1. Aprenda que a morte não é morte para o Cristão: “E todo aquele que vive, e crê em mim, nunca morrerá” [João 11:26]. Ele só está entregando a alma na mão de Cristo. Ele sabe o valor disso; pois Ele morreu por isso.
2. Aprenda que morrer é, para o crente, melhor do que viver. Se Cristo se levanta para receber a alma, então a alma estará com Jesus, estar com Cristo é estar em glória e por conseguinte é muito melhor. Estejam dispostos, Cristãos, a estarem ausentes do corpo e presentes com o Senhor. Ali vocês estarão livres da dor das pedras persecutórias; sem mais dúvidas sobre a sua alma, não mais haverá sarcasmo, nem amigos cruéis, nem mais haverá pecado em vosso coração. “Oh! quem me dera asas como de pomba! Então voaria, e estaria em descanso” [Salmos 55:6].

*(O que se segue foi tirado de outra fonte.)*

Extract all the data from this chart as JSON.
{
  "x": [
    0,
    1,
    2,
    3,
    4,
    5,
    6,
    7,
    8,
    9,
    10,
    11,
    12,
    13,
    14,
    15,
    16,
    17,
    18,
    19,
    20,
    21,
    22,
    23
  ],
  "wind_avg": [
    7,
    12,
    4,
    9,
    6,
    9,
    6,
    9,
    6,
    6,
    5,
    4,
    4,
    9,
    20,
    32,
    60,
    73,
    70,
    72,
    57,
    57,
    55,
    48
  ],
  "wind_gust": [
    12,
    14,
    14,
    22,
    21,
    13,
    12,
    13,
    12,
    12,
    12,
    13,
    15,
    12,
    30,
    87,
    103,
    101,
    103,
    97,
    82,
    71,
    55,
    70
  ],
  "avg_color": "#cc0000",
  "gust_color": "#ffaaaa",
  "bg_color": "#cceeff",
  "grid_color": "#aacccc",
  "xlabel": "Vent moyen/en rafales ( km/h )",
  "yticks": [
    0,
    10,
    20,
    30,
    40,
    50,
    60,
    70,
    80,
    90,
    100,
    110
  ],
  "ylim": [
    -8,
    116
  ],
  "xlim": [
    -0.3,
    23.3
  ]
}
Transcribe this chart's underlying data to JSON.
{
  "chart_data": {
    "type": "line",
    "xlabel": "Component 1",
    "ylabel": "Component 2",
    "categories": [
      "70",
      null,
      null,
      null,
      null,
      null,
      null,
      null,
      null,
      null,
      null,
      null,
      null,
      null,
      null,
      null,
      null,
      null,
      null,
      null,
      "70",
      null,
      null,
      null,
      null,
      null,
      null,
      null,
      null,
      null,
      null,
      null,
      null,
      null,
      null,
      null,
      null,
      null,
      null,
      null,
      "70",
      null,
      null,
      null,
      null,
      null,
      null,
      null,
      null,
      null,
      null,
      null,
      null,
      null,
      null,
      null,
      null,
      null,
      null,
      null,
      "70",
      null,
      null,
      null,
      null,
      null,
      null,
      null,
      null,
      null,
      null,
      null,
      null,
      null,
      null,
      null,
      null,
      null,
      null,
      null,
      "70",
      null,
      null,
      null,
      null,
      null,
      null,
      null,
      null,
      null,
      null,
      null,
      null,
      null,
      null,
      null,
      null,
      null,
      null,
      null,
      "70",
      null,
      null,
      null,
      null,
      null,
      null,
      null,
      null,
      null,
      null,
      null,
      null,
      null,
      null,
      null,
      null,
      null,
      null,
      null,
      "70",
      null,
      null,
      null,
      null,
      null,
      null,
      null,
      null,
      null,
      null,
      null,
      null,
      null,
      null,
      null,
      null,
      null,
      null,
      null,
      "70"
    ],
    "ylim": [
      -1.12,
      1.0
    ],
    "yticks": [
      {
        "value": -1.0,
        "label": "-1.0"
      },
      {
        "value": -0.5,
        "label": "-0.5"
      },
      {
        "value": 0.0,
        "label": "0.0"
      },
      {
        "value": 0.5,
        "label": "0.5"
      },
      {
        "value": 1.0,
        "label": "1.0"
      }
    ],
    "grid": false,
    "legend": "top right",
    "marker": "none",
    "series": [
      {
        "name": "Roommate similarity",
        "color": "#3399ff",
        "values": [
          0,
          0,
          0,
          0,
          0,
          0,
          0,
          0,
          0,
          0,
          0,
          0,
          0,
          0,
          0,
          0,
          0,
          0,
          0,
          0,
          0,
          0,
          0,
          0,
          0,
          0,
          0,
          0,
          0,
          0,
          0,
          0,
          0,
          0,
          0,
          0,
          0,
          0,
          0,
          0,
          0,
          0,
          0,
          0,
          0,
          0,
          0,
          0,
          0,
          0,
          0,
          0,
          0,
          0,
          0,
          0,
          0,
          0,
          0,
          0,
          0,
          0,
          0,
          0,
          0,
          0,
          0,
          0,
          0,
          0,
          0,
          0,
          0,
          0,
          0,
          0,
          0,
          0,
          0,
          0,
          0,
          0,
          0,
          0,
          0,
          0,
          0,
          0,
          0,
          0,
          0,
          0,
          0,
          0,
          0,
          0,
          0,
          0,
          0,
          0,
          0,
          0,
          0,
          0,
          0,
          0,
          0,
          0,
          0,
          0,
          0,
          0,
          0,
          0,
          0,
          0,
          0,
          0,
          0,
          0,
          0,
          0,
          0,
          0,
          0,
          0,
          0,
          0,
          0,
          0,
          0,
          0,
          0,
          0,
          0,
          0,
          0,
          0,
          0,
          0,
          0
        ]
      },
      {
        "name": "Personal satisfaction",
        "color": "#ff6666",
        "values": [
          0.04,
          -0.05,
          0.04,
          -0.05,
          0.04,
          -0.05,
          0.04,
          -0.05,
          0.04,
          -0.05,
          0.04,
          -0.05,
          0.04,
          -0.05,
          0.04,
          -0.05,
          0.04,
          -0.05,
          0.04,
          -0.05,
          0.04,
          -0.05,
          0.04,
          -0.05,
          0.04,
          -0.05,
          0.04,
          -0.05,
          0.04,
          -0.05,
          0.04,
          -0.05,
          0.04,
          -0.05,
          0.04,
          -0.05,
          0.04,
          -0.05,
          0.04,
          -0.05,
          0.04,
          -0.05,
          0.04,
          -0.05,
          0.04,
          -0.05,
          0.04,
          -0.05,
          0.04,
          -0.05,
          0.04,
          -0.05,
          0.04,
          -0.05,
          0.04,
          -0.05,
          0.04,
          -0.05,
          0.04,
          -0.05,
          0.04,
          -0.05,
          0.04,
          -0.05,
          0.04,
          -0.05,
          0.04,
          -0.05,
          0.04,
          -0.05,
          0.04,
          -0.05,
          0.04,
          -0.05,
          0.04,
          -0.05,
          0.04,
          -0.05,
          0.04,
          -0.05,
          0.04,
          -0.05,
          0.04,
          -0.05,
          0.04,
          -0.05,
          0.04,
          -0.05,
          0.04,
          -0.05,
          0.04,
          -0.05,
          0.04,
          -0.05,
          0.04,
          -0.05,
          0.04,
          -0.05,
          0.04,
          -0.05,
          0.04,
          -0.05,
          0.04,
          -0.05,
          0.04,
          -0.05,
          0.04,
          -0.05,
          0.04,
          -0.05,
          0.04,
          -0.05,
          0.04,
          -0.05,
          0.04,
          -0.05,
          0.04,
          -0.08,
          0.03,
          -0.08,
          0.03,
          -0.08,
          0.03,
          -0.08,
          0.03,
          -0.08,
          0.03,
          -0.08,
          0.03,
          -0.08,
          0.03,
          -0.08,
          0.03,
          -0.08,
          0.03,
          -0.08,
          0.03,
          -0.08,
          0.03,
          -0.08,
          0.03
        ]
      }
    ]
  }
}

3. Conheça o pavor de não ter nenhuma participação em Jesus Cristo. Você deve morrer; e como é que você morrerá, pobre alma sem Cristo? Para quem você entregará o seu espírito ao morrer? (1) Não haverá bons anjos esperando em volta de sua cama; nem as mãos suaves de espíritos ministradores estendidas para receber a sua alma tremente. (2) Você não terá nenhum Cristo levantando-Se para recebê-lo. Você nunca lavou-se em Seu sangue; você não quis vir a Ele para ter vida; muitas vezes Ele estendeu as mãos, mas você as empurrou para longe; e agora Ele não terá compaixão de você. (3) Você não terá nenhum Deus; Deus não será o seu Deus; Ele não será seu amigo; você sempre foi Seu inimigo. Seu coração orgulhoso não se reconciliará com Ele; e agora você O encontrará verdadeiramente como um inimigo.
Para onde você irá? Você deve morrer. Sua respiração cessará. Esses olhos que olham para mim neste dia, se fecharam na morte; este coração que você sente bater no seu seio, deixará de bater. E o que você fará com a sua alma? A quem você entregará uma coisa desprovida, culpada, tremente, com a ira de Deus habitando sobre nela? Nenhum dos anjos se atreverá a protegê-la. Nem rochas ou cavernas ou montanhas, podem escondê-la. O próprio inferno não será um refúgio da justa ira de Deus. Oh! seja sábio agora: “Convertei-vos, convertei-vos dos seus maus caminhos; pois, por que razão morrereis?” [Ezequiel 33:11].
4. Aprenda, se você perdeu alguns amigos em Cristo, a estar consolado por eles. É verdade que eles se foram de você; mas lembre-se que se foram para as mais ternas mãos. Você levantou-se para dobrar seu corpo moribundo; mas o Senhor Jesus levantou-se para receber a sua alma imortal. Suas mãos débeis, mas afetuosas, foram estendidas para suavizar seu travesseiro moribundo; mas as mãos onipotentes do Salvador formaram uma mui doce e suave cama para a alma que partia. Siga a fé deles; olhe para o mesmo Salvador; e quando você vier a morrer, você usará as mesmas doces palavras: “Senhor Jesus, recebe o meu espírito”.
Igreja de São Pedro, Dundee, 13 agosto de 1837.